Why did I choose to work at a restaurant? Initially, I began my apprenticeship in hotel and catering management at Hotel Melchior Park in Würzburg. Eventually, I transitioned to working in the restaurant. During my time there, I learned a lot about service and gained a deeper understanding of the industry. We hosted various business meetings, ranging from small gatherings to larger events with up to 200 people, where we provided service in the meeting rooms according to specific instructions. They had coffee breaks at least twice a day, and we also served meals during midday breaks and in the evenings, offering either a buffet or a three-course menu along with various beverages. Additionally, we managed different events such as weddings, company functions, festivals, and family parties, some of which extended late into the night. Despite the long hours, I found these experiences to be enjoyable.

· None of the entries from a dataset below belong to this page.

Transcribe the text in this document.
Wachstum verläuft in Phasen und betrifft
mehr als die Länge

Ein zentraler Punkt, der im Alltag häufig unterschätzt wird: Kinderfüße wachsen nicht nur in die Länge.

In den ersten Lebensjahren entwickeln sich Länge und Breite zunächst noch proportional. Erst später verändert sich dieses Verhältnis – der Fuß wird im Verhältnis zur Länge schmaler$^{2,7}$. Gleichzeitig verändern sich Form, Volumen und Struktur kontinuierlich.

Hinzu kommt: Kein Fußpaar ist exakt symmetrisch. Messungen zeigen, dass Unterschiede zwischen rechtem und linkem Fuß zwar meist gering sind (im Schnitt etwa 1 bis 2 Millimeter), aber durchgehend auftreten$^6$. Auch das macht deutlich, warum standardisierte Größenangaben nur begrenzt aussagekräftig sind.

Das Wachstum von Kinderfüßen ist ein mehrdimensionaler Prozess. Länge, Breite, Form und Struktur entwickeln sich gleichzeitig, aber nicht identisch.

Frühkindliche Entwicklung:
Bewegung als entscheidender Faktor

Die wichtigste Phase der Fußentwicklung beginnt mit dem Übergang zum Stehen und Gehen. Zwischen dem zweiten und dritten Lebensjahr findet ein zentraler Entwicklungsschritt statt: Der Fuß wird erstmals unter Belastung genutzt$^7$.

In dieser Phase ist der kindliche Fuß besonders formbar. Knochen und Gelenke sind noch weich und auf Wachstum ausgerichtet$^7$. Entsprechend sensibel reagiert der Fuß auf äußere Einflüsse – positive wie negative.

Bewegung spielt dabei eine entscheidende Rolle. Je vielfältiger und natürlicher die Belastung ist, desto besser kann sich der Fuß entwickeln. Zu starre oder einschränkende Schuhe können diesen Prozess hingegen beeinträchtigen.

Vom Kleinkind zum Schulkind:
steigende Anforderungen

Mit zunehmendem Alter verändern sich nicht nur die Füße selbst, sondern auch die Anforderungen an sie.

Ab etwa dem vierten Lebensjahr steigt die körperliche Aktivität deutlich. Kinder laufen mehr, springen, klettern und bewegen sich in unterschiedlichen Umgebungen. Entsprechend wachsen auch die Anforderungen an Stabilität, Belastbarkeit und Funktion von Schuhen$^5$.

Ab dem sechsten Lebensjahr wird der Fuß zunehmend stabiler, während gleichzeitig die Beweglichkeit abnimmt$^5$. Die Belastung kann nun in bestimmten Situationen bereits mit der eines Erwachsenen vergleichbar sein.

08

However, serving guests was only part of our responsibilities. We also had our daily à la carte service and had to prepare event rooms when the restaurant closed at 10:00 PM. At that point, our bar opened, officially welcoming guests until 1:00 AM. I took on the role of bartending during these late hours, mixing and serving drinks ranging from cocktails to wine, beer, and soft drinks. After four months in the restaurant, I switched to the housekeeping department for nearly four months. While it was an okay experience, I realized I missed the dynamic nature of service and the camaraderie among colleagues. Consequently, I returned to the service department, where I remained for the duration of my apprenticeship.

Working in service not only improved my communication skills and ability to handle difficult situations but also boosted my confidence. Contrary to the notion that each day is the same, I found that every evening brought new challenges and experiences. Whether it was managing a busy bar or attending to the diverse preferences of individual guests, I thrived on the variety and interaction this job offered. In essence, if you enjoy working with people, this job is truly fulfilling.